Websites are tricky in that they give you the power to create anything and everything. Due to this, though, many feel neutered at such an expanse of potential. Where should you even begin? Should it be flashy? Does it need to have gimmicks or should it just be text? While no one can answer those questions except for you, other questions regarding what not to do are very clear and very concise. Save yourself time and money by learning from the mistakes of others.
1. You Don’t Have a Plan
Professionals rarely go in blind. Instead, they spend a lot of backend time researching and developing their plan of attack. This allows them to then enter into what would have been an unknown situation and flourish. Information is power, even when it comes to creating your new website. Why would you flounder around with content for your site when you could have it already developed and ready to post? Sculptors aren’t given chunks of marble and asked to “wing it,” so why would you get a website and try to come up with good content on the fly? Just because you have a domain name doesn’t mean you’ll automatically inspire a retinue of visitors. Know what your competition is up to, see how they interact with their visitors, understand website add-ons that increase value and those that detract, and otherwise research as much as you can so that you are ready to launch as soon as the design is settled.
2. You Don’t Hire a Professional
3. You Don’t Choose the Right Web Host
There are many types of web hosting available to you be they free or paid. If free, they’ll no doubt have the company’s name attached (yoursite.weebly.com). If paid, you’ll have almost total control over the site’s address as well as content. That being said, one is not necessarily better than the other just because you’ll have your own domain name. If you plan on running a heavy ecommerce business, for instance, it will serve you well to research web hosting services with well-regarded and highly-rated ecommerce solutions. Places like Etsy are great solutions for products that don’t give you your own domain but do give you a solid, tested and respected means of doing business online when goods are involved. Customers have multiple payment methods while you have multiple means of helping them with things like returns or refunds.

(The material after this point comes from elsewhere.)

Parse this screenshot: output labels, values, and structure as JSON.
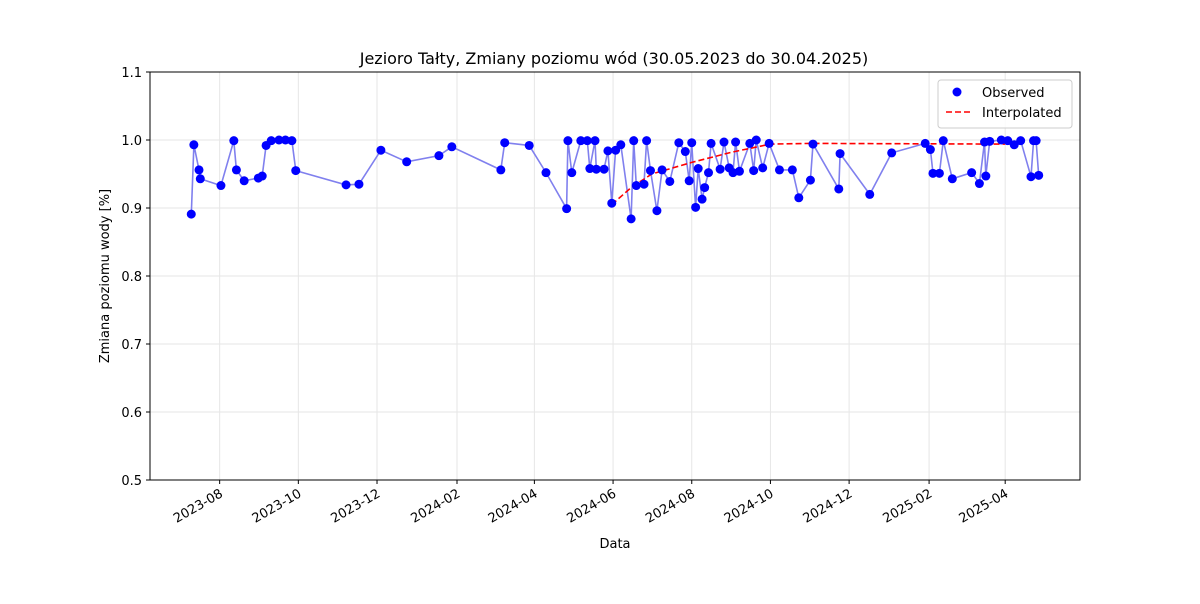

4. You Aren’t Mobile Friendly
As it currently stands, 46% of all users browse the Internet using strictly their phones. This percentage continues to increase as more casual users are added to the statistic. In short, if your website is not mobile friendly, you are severely muting your reach thereby severely stunting your potential to grow. Luckily, most web hosts have built-in mobile integration that is optimized for use on phones. However, if yours isn’t, it’s time to either figure out how to make your current site friendly for phones or to move to another host altogether. You only have five seconds to impress new visitors. If it takes five seconds to load a website, you’ve lost them before they were ever even exposed to your information.
5. You Don’t Balance
All great websites are an equal balance of design and message. Too much of either is a bad thing. Take blogs, for instance. Though designed to be mostly words, there has to be some sort of design in place as a way to visually entrance visitors that stop by for a quick peek at what you’re offering. If there is too much message, the words will scare away all those that aren’t fans of reading through a mire of vocabulary that may or may not give them the information they’re in search of. On the other hand, too much design means your visitors will never be able to figure out where the pertinent information actually is. Though gimmicks are cute because they are new, forcing your visitors to click on more than one thing to find your address or your email virtually guarantees over half of them will simply give up and head to your competitor’s site where the information is easy to obtain.
From beginning to end, websites are veritable blank canvases where anything you dream can be made real. That being said, not all of your virtual dreams are good ideas. Keep your design open and implement decisions based on the mistakes of others as a way to save time and money. Why would you repeat a proven, failed idea instead of accepting the wisdom and using that time, instead, to try out new innovations? Treat your site with respect, and it will yield the type of success you’re looking for.